Since the beginning of 2014, Apple shares are up 17.51 percent, compared to Microsoft's 34.5 percent gain or Google's 22.35 percent gain in nonvoting GOOG C class shares and 25.73 percent gain in standard GOOGL A class shares.
Since the start of 2015, Apple shares are down 14 percent, compared to Microsoft's 7.26 percent gain or Google's 30.25 percent gain in nonvoting GOOG C class shares and 32.89 percent gain in standard GOOGL A class shares.
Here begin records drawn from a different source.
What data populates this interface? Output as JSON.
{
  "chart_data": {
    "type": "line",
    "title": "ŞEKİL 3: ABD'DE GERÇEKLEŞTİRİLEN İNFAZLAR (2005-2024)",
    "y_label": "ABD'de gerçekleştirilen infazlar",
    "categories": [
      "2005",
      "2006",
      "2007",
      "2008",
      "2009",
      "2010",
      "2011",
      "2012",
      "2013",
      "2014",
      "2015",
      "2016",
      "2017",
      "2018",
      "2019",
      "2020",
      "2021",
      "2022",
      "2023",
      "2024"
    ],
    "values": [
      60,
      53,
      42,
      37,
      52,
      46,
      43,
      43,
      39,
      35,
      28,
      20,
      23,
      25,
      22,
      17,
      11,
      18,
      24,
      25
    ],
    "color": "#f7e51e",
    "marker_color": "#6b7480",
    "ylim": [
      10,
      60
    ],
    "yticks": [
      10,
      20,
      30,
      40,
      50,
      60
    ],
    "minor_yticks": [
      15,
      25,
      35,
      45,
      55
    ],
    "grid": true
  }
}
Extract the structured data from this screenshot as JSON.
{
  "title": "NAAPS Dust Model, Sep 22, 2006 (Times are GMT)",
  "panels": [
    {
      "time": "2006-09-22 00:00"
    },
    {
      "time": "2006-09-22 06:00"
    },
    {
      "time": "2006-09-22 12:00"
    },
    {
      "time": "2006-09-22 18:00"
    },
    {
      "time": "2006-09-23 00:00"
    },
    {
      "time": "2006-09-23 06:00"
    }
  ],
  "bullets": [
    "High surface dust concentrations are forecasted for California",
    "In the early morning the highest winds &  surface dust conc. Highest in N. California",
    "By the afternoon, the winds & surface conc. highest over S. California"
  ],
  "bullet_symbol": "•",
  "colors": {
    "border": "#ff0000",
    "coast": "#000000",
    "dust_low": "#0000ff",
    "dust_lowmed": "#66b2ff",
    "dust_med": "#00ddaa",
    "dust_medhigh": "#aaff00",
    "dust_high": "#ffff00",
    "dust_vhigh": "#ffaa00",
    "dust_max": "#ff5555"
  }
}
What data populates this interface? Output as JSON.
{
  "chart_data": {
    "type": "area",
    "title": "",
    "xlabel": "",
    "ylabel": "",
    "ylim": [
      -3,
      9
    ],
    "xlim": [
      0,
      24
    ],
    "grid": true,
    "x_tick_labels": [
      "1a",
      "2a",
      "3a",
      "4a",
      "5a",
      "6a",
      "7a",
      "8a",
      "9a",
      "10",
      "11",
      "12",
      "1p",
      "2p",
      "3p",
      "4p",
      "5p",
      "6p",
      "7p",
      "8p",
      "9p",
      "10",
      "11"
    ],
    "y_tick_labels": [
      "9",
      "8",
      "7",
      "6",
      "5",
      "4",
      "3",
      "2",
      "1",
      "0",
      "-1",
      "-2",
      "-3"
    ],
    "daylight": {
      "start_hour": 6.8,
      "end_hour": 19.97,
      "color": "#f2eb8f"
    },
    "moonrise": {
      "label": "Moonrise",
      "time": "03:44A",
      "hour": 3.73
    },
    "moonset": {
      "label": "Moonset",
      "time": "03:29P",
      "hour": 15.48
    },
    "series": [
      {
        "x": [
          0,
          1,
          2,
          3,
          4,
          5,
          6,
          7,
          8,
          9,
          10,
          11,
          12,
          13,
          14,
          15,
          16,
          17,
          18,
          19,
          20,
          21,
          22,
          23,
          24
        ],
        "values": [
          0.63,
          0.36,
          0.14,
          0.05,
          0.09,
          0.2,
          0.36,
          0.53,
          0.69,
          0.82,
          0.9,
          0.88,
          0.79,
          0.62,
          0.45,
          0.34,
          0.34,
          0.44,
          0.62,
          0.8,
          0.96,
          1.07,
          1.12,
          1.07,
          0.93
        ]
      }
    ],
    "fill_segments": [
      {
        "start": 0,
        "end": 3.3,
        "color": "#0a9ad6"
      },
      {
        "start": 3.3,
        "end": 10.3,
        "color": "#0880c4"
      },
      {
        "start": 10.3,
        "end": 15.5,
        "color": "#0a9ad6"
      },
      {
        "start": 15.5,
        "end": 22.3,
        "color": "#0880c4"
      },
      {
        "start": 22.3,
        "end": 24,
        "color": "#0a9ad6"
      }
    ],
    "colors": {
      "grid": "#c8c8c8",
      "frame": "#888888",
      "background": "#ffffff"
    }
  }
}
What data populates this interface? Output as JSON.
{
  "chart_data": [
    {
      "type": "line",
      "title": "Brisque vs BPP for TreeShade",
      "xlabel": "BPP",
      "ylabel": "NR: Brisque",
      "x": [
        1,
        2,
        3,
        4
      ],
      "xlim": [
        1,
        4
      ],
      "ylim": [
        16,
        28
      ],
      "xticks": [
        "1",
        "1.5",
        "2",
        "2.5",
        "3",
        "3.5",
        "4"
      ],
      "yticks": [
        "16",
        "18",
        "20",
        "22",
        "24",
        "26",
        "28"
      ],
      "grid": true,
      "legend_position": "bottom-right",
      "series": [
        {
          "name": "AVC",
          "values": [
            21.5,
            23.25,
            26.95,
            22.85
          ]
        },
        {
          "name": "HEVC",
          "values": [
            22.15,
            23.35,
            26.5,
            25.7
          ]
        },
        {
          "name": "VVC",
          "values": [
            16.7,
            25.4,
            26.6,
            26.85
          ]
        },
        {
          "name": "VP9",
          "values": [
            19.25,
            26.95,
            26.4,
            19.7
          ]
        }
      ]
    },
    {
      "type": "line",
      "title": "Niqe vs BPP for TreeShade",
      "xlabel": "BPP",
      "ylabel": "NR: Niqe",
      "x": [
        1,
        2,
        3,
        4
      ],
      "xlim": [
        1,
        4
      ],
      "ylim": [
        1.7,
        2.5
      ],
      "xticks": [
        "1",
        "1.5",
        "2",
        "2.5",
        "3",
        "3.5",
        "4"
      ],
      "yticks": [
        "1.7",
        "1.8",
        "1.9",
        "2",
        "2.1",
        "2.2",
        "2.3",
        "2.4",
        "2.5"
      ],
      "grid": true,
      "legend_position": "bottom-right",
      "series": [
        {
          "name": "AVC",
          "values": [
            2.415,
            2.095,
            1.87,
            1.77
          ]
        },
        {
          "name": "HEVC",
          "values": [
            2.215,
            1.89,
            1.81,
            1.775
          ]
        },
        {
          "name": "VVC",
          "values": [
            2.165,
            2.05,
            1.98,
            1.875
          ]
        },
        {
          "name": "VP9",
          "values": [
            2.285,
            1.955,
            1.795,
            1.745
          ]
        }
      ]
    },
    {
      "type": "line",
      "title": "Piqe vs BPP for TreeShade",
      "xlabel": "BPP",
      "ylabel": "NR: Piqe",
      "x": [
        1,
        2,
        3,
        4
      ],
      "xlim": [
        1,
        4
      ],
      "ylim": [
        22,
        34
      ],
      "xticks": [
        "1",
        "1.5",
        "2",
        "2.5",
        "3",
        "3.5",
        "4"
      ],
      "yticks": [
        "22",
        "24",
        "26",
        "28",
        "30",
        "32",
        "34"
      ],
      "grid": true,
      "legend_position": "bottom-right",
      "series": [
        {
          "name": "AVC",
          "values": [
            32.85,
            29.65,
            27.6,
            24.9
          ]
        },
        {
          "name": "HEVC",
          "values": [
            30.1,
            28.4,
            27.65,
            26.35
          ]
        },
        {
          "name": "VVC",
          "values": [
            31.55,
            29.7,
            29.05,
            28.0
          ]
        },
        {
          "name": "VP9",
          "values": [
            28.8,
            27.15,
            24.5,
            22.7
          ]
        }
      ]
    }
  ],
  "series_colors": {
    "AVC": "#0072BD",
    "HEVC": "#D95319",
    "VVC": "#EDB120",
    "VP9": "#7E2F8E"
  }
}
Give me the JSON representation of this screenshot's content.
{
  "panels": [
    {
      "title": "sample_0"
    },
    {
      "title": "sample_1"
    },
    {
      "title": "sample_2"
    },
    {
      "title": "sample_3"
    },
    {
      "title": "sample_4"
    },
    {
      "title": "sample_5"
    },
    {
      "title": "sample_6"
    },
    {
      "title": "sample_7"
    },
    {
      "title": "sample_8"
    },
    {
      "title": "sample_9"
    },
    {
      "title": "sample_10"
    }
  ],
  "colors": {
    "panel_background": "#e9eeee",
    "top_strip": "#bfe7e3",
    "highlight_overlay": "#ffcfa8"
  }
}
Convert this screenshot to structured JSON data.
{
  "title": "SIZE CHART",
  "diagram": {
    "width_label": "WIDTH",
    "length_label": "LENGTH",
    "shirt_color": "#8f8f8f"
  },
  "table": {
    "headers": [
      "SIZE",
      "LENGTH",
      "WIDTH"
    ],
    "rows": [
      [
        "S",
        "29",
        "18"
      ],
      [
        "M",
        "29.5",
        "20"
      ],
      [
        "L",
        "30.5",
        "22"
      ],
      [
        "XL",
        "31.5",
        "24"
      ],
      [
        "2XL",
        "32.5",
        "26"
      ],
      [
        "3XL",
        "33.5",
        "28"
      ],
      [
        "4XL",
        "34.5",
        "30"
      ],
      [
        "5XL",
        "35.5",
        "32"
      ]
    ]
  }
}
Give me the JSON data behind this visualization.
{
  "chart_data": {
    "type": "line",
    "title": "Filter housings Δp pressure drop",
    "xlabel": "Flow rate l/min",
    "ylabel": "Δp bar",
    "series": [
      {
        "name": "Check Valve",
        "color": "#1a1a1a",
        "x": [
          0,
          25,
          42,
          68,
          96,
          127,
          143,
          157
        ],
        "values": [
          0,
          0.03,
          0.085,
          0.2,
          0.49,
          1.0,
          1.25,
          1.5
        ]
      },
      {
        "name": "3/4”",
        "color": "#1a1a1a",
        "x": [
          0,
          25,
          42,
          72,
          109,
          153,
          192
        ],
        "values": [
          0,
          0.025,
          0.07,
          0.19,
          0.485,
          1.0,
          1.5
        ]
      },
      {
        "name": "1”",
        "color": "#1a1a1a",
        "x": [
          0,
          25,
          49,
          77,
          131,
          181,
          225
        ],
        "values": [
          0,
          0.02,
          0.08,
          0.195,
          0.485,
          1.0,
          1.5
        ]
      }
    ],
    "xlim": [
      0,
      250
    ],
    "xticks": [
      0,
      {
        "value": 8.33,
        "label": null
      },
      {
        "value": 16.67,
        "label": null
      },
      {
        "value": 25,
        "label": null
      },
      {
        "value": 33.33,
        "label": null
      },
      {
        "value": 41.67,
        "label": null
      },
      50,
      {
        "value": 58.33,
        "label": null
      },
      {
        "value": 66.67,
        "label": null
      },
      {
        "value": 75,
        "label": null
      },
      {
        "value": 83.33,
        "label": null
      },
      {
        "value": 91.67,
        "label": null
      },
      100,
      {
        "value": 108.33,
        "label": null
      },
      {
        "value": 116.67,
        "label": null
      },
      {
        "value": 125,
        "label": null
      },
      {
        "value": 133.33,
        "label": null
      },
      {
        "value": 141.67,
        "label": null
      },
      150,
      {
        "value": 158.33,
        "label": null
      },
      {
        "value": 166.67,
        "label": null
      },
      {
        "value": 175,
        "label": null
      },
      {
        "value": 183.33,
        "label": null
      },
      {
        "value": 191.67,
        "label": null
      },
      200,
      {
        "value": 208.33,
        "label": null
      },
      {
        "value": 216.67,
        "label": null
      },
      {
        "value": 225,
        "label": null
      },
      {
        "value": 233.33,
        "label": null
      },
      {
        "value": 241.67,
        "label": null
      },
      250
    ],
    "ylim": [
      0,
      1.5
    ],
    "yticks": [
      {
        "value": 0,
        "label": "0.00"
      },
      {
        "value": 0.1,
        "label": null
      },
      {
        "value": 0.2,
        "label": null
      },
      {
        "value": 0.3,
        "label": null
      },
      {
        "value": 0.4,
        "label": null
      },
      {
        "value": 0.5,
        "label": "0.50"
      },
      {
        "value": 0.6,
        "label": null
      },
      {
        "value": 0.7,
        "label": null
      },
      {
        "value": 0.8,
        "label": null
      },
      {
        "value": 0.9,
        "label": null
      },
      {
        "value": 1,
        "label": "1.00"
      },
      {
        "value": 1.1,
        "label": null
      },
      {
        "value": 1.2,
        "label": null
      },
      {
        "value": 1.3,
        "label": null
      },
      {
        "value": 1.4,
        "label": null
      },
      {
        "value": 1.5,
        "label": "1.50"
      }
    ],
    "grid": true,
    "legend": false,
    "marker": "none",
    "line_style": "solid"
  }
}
Google split its shares into the two classes and awarded investors one of each, effectively stripping investors of half their voting rights through the "dividend" dilution.
Despite massive buybacks, Apple still has a growing pile of cash
Apple is currently using much of its domestic U.S. cash flow to finance stock buybacks and dividend payments, and is also issuing bonds at extremely low interest rates to help pay for its capital return programs.
It currently holds $200 billion of its total $216 billion cash reserves overseas; spending those funds domestically would incur a substantial tax penalty unless the U.S. Congress approves a tax break to enable and incentivize American firms to invest their foreign earnings in America.
In October 2013, after four months of investigation of Apple's foreign earnings and taxes, the U.S. Securities and Exchange Commission ended its inquiry without plans to take any further action after finding no evidence of wrongdoing by the company.
Investors generally view cash as bad for companies to hoard (due to low returns from conservative investments), but Apple can't currently distribute more cash to shareholders without incurring a substantial U.S. tax penalty.
That has made Apple's vast cash holdings a convenient problem to have, because it enables the company to borrow at interest rates very close to zero for domestic investment and capital returns to shareholders while still maintaining vast market power to make long term component deals and strategic investments ranging from acquisitions to expansions of its retail network and its production capabilities.
Apple expects to invest $15 billion in infrastructure, tooling, retail and other capital expenditures in fiscal 2016.